I followed up to thank him, but also because I just had to know what he thought of his little prank being immortalized in Hackers. It turns out, he’s never even seen it!:

I've never seen the movie.  I see somebody told me that once before, in January of 2011, at which time I mumbled something about putting it on my Netflix queue, but never did.  So I just remedied that.

He also added:

The only other “formal” mention I'm aware of was a minor technical review published by some computer consultant in the early '90s(?) that called the cookie monster the “first known computer virus.”  I don't think it was a justifiable claim, but it was nice to be remembered.

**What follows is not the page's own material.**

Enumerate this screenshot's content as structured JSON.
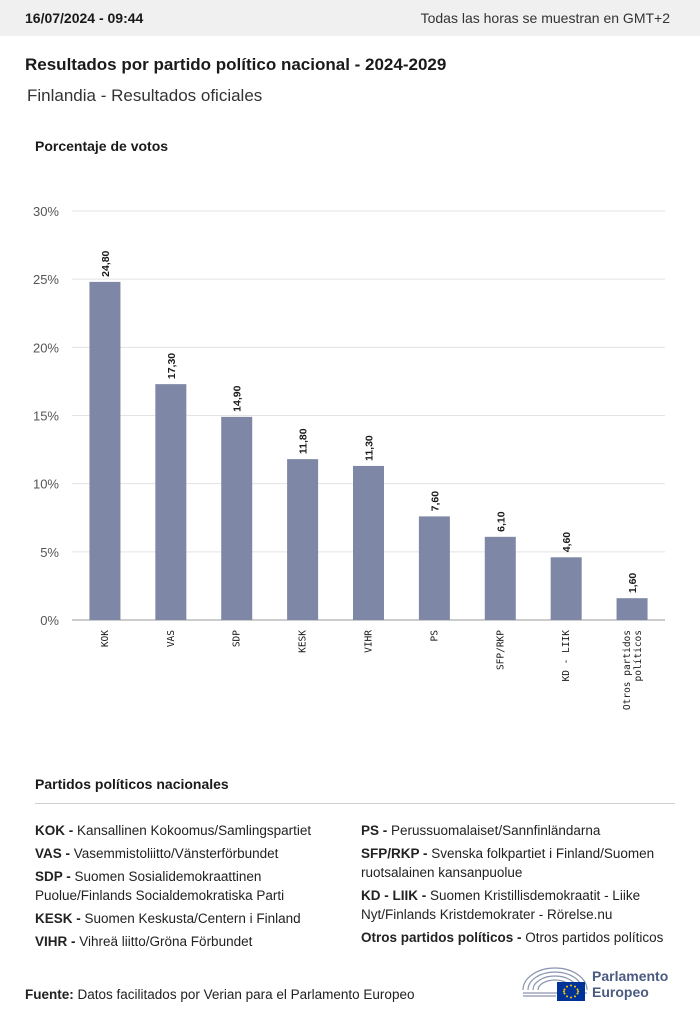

As a practical joke, the cookie monster was a very ethical hack.  It was fun, and it was entirely non-destructive. It ran its course, and then it left. Those were gentler days.

These stories, along with whatever is on Wikipedia, are all that I have been able to find documented about the Cookie Monster computer program. If you happen to know anything more about it, or if you were there—I’m looking at you, Seth Stein, Charlie Conklin, and possibly Nick Paras—write it down, publish some history about it, or even just send me a note and I’ll fill in the gaps here—especially the identity of that obnoxious bear!